SDGsGoal16(平和と公正を全ての人に)ラテンアメリカとOPANAL:ヒロシマ・ナガサキから79年、核兵器との闘いにおける重要な指標

ラテンアメリカとOPANAL:ヒロシマ・ナガサキから79年、核兵器との闘いにおける重要な指標

メキシコで『核兵器なき世界への連帯―勇気と希望の選択』展が開催中である。ラテンアメリカ・カリブ核兵器禁止機構(OPANAL)は、この展示会の開会式に名誉ゲストとして招かれた。OPANALは核兵器禁止に関する経験を共有するため、今月下旬にカザフスタンで開催される5つの核兵器禁止地帯が集まる会議などに参加する予定である。

【メキシコシティーINPS Japan=ギレルモ・アラヤ・アラニス】

The remains of the Prefectural Industry Promotion Building, after the dropping of the atomic bomb, in Hiroshima, Japan. This site was later preserved as a monument. Credit: UN Photo/DB
The remains of the Prefectural Industry Promotion Building, after the dropping of the atomic bomb, in Hiroshima, Japan. This site was later preserved as a monument. Credit: UN Photo/DB

現在、メキシコで最も権威のある大学の一つであるメキシコ大学院大学で開催中の「核兵器なき世界への連帯―勇気と希望の選択」展は、核兵器がもたらす危険についての認識を高めることに焦点を当てている。この展示は、広島と長崎への原爆投下から79周年を記念するイベントの一環である。

「原爆投下は、80年近く議論されてきたデリケートなテーマであるにもかかわらず、いまだに原爆投下について知らない人や、信じていない人がいます。私たちの使命は、市民、学生、専門家の意識を高めることです。」と、メキシコ創価学会ネレオ・オルダス理事長は語った。
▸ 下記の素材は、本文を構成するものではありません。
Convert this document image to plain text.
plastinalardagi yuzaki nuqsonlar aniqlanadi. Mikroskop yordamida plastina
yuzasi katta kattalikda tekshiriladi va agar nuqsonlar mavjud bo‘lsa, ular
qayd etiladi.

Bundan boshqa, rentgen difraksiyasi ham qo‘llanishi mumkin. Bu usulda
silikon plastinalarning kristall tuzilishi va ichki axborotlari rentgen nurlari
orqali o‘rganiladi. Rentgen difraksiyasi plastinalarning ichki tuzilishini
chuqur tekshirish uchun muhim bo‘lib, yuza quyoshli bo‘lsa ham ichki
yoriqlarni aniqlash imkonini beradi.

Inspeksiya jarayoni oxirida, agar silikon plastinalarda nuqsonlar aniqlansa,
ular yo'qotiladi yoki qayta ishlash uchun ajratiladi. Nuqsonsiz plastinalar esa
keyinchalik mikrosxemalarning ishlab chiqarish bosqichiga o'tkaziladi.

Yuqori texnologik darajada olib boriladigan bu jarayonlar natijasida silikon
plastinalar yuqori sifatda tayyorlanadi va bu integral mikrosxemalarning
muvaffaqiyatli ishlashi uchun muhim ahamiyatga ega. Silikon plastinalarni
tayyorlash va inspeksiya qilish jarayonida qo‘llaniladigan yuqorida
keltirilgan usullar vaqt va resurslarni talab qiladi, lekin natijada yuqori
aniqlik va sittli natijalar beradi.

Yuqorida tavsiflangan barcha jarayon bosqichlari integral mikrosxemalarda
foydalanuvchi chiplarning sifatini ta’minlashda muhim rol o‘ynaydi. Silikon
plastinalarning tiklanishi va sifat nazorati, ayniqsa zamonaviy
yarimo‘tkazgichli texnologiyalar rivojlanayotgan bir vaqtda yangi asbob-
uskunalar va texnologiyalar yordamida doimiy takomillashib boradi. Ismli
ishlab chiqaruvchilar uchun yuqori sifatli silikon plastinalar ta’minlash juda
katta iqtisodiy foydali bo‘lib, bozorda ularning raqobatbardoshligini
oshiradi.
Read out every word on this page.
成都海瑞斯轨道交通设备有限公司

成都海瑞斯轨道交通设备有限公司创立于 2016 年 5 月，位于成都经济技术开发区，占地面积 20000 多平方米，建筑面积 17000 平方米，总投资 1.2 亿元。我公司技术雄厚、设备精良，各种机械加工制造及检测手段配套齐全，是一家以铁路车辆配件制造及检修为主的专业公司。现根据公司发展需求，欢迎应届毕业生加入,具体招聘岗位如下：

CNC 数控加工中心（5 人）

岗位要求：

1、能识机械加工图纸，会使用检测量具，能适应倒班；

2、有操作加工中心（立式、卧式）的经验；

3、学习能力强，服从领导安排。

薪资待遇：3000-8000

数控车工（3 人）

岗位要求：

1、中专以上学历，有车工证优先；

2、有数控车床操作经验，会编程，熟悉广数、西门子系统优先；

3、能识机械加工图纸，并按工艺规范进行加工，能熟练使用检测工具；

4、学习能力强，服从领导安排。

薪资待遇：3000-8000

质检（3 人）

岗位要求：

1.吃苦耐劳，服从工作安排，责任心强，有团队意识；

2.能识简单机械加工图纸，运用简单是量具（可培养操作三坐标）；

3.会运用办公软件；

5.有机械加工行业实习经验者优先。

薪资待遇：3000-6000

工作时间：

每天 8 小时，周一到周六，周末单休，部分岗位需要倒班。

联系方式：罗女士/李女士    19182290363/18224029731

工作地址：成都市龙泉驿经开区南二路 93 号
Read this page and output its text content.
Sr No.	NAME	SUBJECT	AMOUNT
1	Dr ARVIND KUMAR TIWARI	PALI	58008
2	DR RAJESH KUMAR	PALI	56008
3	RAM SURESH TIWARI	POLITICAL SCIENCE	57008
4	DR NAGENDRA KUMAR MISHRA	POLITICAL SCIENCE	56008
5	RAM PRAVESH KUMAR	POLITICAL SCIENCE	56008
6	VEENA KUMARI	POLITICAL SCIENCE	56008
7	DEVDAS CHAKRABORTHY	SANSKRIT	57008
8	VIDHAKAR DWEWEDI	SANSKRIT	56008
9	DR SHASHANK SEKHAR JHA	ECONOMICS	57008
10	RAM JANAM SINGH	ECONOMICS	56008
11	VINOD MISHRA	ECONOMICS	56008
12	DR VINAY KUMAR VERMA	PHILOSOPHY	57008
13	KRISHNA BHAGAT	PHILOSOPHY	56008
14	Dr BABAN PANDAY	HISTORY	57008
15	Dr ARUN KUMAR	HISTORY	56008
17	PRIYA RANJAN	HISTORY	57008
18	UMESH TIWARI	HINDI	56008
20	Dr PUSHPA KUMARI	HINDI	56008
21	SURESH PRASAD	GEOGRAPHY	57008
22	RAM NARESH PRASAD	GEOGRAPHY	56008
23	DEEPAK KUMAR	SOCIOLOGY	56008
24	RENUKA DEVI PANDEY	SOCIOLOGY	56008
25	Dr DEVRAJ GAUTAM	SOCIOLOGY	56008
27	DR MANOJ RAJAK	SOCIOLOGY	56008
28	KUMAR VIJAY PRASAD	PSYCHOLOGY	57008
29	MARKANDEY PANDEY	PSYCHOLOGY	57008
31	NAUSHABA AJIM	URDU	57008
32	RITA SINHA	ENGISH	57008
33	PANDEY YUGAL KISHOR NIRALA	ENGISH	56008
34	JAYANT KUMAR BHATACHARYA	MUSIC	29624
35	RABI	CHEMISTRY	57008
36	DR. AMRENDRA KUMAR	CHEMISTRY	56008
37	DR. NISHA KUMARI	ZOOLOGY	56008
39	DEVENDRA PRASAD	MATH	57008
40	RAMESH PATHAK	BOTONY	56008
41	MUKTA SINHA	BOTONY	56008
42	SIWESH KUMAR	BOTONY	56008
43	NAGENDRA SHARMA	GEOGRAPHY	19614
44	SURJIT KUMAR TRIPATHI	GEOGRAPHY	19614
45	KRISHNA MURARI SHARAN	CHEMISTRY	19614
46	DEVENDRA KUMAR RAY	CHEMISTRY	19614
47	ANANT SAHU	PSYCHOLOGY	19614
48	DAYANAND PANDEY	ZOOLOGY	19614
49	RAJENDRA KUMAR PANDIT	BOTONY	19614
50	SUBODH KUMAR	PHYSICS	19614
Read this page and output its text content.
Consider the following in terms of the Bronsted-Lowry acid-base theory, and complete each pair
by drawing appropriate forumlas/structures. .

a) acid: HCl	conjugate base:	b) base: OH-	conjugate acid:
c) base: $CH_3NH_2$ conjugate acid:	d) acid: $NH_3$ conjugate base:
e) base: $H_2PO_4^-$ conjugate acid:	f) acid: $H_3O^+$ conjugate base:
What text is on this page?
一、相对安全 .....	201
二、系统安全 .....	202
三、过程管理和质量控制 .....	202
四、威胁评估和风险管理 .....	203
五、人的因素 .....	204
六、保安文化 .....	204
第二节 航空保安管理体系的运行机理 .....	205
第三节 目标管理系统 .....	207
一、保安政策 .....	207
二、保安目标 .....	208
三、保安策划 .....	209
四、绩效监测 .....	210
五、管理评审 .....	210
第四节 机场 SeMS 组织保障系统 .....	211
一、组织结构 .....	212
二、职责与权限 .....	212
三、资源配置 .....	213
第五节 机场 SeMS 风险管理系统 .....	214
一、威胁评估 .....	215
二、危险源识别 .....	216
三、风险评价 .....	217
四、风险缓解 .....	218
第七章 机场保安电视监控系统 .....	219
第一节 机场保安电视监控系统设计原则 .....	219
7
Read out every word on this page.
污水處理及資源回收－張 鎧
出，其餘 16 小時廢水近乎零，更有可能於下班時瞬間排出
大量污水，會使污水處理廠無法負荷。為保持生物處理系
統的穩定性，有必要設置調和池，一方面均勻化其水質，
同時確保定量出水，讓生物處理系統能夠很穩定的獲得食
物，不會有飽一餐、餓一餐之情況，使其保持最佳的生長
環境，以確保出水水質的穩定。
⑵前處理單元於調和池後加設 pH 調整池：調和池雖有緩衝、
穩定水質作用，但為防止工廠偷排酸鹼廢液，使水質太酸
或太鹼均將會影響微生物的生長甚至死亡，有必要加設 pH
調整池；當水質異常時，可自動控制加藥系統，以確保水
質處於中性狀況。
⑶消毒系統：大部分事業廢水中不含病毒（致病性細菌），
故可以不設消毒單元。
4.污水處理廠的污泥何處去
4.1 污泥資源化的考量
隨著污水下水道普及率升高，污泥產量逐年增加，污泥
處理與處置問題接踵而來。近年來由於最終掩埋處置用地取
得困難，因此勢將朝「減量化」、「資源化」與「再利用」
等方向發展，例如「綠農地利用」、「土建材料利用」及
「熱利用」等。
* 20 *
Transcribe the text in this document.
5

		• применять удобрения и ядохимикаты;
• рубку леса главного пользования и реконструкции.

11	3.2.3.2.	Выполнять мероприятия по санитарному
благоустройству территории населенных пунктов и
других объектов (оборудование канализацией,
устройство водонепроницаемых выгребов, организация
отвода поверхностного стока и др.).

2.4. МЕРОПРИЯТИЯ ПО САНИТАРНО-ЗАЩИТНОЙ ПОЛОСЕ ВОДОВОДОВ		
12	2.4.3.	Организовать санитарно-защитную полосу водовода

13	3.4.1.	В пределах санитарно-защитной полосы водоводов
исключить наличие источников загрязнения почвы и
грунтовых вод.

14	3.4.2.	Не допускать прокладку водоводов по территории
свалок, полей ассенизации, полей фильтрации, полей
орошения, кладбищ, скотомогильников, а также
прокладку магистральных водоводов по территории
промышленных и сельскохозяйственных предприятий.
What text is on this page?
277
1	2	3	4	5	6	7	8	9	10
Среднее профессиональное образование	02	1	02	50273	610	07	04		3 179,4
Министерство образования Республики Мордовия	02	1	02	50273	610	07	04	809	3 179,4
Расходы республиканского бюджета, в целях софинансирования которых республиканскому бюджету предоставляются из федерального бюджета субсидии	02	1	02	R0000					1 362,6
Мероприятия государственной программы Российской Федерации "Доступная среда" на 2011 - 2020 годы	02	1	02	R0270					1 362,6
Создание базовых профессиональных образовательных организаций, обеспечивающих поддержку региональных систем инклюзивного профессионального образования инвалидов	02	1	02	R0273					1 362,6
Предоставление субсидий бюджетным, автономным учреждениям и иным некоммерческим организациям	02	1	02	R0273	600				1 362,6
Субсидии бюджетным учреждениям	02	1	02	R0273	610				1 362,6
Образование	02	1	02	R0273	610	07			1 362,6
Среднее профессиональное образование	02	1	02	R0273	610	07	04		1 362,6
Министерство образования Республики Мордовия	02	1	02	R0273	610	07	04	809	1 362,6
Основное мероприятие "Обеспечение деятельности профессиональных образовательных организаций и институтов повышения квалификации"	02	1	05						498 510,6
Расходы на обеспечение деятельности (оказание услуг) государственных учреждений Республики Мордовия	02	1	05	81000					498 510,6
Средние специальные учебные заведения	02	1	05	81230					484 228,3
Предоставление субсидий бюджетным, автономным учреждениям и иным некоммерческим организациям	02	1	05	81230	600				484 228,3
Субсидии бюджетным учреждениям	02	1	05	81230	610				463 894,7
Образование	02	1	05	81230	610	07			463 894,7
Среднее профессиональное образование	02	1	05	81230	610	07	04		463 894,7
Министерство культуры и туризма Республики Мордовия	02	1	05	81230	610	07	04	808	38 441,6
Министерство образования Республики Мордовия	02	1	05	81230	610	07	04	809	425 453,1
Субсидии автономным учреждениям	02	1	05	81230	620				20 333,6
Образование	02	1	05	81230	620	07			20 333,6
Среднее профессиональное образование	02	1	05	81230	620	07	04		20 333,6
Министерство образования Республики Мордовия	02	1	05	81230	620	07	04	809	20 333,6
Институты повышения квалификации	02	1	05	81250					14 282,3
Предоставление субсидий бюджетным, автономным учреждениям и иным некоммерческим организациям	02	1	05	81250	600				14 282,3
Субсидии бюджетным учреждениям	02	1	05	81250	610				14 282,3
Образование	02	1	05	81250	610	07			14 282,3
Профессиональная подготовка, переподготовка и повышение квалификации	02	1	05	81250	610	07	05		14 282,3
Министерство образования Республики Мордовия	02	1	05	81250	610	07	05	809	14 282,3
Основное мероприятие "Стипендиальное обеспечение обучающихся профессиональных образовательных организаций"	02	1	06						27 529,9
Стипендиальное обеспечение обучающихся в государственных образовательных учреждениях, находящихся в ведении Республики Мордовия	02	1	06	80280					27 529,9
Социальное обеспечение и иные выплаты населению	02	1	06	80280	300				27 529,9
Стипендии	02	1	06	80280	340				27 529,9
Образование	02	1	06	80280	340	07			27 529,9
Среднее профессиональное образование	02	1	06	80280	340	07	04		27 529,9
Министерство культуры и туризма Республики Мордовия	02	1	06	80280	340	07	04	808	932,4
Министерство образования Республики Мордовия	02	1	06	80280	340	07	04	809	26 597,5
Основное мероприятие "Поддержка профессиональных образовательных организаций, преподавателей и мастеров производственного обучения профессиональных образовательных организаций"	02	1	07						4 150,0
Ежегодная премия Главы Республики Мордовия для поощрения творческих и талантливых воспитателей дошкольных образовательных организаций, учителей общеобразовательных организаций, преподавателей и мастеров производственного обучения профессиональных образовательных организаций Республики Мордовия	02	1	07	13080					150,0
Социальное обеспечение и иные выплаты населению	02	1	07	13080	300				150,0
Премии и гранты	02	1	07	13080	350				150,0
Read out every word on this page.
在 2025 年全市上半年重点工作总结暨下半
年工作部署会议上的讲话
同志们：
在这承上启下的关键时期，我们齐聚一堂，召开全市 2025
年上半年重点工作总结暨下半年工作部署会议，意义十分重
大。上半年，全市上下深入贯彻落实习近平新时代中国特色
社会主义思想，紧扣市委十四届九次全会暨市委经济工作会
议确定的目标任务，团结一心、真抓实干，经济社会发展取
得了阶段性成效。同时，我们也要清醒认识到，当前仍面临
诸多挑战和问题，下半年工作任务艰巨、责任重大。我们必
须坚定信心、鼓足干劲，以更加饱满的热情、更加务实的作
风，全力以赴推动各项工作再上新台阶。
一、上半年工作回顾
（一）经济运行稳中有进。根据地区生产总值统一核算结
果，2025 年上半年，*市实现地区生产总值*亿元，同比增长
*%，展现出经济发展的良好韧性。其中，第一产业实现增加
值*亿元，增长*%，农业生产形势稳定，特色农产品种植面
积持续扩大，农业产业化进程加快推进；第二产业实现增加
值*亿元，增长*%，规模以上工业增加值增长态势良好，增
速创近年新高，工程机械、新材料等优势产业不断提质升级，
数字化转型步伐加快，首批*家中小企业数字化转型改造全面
Exhibition: “”Everything You Treasure- For a World Free From Nuclear Weapons”. Photos: Guillermo Ayala Alanis.
Exhibition: “”Everything You Treasure- For a World Free From Nuclear Weapons”. Photos: Guillermo Ayala Alanis.

創価学会インタナショナル核兵器廃絶国際キャンペーン(ICAN)が共同制作したこの展示は核軍縮に関する42枚のパネルで構成されてており、2012年に広島で初めて開催された。その後、スペイン語、英語、日本語、ロシア語に翻訳されている。メキシコでは、首都の各大学をはじめ、グアダラハラ、プエブラ、ラ・ピエダードなどの都市で展示会が開催されている。

また別のパネルでは、8月6日と9日の被爆体験を若い世代に伝え、核攻撃が二度と起こらないようにするための闘いを続ける被爆者の活動が紹介されている。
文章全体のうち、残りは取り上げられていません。